A diferencia de Sísifo, y por fortuna para su causa, López Obrador no tendrá que pasar la eternidad arrastrando la piedra. En su tercer intento, ¡por fin!, los dioses de la-mafia-del-poder le han permitido colocarla en la cima. Así funcionan las cosas en nuestra mitología: son los dioses quienes dan y quitan. El dios supremo Enrique Peña Nieto, muy a la altura de las circunstancias, se apresuró a ponerse a sus órdenes para asegurar “una transición ordenada y eficiente”. El éxito de López Obrador, sin embargo, no debe demeritarse: obtuvo el 53% de la votación, 30 millones de votos, ganando en 31 de las 32 entidades federativas, en 3 de cada 4 distritos, en 7 de cada 10 casillas; arrastrados por su ola, sus candidatos ganaron 5 de 9 gubernaturas y 314 ayuntamientos, incluidas 11 capitales, y el control de 18 congresos locales, además de 319 de 500 diputaciones y 69 de 128 senadurías. Nunca, ningún presidente de México tuvo tanta legitimidad de origen.

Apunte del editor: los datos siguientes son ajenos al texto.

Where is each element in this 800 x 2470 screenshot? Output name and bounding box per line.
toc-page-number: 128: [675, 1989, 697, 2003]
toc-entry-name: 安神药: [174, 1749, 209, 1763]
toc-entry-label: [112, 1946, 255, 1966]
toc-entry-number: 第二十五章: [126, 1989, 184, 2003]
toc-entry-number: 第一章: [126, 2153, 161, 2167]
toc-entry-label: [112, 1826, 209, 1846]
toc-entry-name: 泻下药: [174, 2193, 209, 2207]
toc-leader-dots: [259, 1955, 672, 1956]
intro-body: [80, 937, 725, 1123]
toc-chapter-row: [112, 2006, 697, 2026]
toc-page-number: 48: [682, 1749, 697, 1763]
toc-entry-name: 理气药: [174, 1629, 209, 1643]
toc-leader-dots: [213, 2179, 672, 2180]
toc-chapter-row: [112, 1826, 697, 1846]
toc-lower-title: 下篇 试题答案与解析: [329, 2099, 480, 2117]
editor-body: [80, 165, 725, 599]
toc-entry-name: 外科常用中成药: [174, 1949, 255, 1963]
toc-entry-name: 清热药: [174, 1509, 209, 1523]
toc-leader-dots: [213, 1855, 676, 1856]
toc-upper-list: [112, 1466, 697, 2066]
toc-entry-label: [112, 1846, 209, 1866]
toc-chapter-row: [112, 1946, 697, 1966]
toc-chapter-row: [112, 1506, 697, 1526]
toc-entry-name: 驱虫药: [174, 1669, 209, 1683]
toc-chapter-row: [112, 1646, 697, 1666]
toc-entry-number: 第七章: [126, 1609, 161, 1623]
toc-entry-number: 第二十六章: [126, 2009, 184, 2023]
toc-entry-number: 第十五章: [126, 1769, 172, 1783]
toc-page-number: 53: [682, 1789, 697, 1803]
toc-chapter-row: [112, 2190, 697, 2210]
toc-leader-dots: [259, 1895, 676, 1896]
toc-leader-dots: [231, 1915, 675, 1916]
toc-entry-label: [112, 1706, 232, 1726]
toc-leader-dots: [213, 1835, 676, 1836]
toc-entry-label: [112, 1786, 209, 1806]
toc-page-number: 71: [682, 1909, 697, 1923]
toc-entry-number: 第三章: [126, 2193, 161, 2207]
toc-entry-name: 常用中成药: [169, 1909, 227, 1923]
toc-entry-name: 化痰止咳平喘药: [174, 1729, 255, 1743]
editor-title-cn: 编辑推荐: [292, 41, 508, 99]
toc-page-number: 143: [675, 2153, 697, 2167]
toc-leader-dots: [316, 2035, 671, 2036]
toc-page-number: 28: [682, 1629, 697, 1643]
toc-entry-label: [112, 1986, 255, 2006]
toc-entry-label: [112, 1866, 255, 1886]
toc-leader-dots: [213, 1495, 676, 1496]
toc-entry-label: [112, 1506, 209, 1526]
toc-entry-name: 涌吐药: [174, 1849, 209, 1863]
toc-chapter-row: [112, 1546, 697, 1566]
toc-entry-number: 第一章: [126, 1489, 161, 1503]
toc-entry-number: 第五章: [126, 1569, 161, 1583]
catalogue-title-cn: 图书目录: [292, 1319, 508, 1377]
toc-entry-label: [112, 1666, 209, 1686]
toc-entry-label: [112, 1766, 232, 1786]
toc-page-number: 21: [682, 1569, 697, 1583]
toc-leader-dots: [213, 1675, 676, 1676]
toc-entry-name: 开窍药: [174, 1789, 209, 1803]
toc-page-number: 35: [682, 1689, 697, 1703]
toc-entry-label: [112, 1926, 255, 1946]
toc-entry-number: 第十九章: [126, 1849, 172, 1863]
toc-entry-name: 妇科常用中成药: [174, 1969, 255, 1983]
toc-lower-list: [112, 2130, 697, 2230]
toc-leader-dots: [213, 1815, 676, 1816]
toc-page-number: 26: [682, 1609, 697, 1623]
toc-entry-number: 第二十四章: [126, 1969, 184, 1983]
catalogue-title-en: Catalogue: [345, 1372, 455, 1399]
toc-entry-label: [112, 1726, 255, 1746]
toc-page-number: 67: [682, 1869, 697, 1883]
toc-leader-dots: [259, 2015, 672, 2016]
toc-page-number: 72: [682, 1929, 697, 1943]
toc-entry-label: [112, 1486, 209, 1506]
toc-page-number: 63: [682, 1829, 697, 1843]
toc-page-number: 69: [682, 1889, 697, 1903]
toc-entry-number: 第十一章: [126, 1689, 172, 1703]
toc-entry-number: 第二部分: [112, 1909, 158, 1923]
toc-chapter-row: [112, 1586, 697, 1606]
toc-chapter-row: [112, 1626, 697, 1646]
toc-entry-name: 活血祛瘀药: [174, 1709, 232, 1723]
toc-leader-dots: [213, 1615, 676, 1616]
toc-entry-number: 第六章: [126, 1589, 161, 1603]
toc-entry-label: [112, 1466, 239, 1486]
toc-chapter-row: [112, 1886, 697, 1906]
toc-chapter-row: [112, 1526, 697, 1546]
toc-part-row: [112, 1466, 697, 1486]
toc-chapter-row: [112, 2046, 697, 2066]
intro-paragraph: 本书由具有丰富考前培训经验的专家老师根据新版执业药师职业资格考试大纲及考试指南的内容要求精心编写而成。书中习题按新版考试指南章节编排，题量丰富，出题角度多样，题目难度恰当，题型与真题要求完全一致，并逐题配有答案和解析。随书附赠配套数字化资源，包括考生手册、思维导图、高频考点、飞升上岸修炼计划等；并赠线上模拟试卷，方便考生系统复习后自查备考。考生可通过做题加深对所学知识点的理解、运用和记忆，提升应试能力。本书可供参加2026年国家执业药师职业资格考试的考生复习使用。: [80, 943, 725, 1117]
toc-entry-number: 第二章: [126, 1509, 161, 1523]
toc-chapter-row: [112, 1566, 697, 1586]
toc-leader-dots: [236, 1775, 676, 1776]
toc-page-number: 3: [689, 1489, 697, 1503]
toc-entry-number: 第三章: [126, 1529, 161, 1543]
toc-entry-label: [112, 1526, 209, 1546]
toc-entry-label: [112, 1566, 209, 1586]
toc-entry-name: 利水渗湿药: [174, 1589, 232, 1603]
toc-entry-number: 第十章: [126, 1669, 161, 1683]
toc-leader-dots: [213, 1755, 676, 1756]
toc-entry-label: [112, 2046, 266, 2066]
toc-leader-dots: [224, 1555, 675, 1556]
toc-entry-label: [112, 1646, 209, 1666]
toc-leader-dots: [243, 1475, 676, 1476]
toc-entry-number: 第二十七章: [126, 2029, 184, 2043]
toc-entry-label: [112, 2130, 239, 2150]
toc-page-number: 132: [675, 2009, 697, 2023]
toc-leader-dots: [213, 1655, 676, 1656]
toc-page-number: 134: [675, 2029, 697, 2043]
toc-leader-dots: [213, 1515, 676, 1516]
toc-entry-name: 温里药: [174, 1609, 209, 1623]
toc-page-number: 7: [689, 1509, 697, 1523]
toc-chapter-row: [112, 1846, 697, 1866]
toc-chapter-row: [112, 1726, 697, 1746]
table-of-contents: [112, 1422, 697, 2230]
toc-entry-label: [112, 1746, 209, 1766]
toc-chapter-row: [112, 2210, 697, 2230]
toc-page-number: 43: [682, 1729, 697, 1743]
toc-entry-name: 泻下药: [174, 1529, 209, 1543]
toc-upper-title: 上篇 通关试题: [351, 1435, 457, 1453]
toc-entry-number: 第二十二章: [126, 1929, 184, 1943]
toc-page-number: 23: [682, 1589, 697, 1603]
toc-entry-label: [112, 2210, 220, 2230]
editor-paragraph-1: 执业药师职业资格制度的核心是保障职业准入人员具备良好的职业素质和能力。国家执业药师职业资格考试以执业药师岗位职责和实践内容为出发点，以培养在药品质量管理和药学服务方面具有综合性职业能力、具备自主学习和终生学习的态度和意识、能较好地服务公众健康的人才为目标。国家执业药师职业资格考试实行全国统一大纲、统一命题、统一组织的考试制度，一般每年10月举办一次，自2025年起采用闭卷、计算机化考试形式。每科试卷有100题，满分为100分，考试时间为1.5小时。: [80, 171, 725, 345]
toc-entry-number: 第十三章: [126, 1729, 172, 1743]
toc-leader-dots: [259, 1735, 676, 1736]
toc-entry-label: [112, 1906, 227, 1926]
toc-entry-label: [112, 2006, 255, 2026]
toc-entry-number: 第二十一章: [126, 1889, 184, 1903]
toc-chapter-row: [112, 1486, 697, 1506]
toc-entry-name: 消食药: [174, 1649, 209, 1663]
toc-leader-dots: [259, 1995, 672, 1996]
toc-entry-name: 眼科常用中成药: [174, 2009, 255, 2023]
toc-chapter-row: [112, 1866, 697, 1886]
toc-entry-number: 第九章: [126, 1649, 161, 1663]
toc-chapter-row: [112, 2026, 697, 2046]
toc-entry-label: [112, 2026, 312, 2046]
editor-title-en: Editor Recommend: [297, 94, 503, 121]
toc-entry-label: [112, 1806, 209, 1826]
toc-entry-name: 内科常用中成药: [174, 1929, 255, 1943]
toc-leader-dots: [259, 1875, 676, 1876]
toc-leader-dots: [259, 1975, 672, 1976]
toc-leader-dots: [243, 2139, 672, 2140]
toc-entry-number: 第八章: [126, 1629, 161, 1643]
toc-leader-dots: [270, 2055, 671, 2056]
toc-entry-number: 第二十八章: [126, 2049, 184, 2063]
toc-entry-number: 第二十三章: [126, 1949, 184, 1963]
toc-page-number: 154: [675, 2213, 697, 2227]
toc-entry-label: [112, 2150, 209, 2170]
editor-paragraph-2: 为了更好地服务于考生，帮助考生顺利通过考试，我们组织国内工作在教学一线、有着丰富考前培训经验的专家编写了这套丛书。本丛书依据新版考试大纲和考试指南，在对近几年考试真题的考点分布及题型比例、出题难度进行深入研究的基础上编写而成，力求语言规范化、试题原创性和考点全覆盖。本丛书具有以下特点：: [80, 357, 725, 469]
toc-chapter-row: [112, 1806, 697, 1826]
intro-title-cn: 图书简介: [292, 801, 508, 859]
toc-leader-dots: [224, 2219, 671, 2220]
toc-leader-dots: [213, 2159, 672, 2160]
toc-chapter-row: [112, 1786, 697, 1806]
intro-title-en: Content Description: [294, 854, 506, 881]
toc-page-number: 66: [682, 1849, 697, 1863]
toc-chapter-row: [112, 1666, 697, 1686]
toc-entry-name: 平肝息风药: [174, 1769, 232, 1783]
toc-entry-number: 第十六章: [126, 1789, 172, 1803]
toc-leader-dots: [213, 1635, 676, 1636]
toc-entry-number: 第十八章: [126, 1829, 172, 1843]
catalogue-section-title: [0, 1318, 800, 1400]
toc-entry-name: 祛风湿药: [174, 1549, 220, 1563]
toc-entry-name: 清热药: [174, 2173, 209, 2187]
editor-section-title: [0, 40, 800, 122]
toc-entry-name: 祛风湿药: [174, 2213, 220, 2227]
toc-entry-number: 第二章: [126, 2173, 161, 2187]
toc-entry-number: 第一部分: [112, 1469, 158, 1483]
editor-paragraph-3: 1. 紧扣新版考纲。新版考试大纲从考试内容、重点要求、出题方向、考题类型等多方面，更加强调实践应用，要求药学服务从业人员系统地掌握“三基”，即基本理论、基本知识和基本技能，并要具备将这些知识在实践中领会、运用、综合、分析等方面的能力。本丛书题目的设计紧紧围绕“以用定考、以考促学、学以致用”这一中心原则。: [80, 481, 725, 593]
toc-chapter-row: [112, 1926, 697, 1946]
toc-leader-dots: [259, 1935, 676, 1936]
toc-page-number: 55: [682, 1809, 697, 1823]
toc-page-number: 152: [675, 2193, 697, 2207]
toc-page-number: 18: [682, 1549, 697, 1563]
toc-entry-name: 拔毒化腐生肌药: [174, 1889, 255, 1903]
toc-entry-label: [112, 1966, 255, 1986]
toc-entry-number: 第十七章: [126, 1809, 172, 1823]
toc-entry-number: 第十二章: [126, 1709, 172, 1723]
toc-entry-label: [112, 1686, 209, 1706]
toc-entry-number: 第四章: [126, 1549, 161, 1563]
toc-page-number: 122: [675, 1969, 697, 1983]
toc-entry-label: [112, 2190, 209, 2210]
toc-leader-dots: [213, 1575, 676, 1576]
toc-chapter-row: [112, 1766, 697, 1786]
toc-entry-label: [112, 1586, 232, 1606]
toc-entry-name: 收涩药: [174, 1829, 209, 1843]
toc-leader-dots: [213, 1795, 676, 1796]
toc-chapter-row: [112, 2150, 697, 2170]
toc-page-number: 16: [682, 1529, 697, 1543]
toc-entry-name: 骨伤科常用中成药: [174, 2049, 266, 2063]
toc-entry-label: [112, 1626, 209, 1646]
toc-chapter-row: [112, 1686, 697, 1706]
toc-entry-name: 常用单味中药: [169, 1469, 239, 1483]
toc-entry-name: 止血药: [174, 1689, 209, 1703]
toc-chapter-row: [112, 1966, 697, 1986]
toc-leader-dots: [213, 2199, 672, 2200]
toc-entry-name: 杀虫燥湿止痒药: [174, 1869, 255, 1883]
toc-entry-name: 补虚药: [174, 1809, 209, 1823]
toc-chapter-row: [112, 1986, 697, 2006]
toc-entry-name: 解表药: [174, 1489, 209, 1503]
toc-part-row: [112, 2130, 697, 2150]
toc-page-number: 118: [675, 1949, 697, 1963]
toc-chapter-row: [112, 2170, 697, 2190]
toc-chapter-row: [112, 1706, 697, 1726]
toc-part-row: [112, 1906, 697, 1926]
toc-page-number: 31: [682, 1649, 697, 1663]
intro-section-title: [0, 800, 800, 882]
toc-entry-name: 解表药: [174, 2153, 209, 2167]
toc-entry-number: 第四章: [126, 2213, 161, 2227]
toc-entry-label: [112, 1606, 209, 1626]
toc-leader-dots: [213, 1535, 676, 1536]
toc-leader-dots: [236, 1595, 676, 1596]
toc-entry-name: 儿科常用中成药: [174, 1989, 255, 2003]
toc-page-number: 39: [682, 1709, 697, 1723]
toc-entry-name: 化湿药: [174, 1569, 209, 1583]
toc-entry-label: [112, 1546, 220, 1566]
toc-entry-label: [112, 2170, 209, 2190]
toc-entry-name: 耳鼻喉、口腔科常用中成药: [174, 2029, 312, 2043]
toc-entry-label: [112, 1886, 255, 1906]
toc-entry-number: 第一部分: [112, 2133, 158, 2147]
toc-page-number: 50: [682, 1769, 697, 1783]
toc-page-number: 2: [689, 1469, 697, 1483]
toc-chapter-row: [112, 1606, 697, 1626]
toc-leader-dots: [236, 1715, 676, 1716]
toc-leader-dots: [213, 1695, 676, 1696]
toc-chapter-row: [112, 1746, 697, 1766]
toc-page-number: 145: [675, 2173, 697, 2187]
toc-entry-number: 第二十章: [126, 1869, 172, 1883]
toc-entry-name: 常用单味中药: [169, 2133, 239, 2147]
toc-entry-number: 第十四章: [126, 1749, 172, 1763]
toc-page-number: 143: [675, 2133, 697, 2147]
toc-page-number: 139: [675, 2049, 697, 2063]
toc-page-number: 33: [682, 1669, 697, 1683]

Reconciliado con los dioses de la-mafia-del-poder y con un capital político extraordinario, López Obrador conducirá a México, dice, hacia su cuarta transformación. Ésta tendría que ver con el restablecimiento del Estado de Derecho, cosa que solo puede ser mediante el fortalecimiento de las instituciones aunque esto contradiga la lógica lopezobradorista/alamanista del poder; con un combate real a la corrupción; con una nueva cultura de Derechos Humanos, pero, sobre todo, tendría que ver con una nueva configuración de la clase gobernante. La violencia que sufrimos nos colocaría más que camino hacia una cuarta transformación, en una segunda etapa de su antecedente inmediato, la Revolución. Como en 1928, es preciso que las fuerzas políticas se constituyan en un nuevo parlamento que ponga orden al caos reglamentado los accesos y el reparto del poder, pactando los poderes formales y fácticos del Estado, recuperándose el espíritu de la Constitución de 1917. La cuarta transformación, bromean, ¡pero del PRI!…

Hemos entendido mal a Andrés Manuel López Obrador. Igual que el objetivo de Sísifo nunca fue alcanzar la cima de la montaña sino ser inmortal, el objetivo de López Obrador nunca ha sido alcanzar el poder sino ocupar un lugar en los altares junto a Hidalgo, Juárez y Madero —¡ay, güey! —.

El nuevo reto será del tamaño del triunfo. A partir del 1 de diciembre, los muertos producto de la violencia, los funcionarios corruptos, ineptos, ineficientes; las marchas, plantones, bloqueos irán a su cuenta. No será lo mismo acompañar la protesta social desde la calle que resolver desde palacio. Ésta vez no habrán enemigos reales ni imaginarios que muevan ninguna cuna.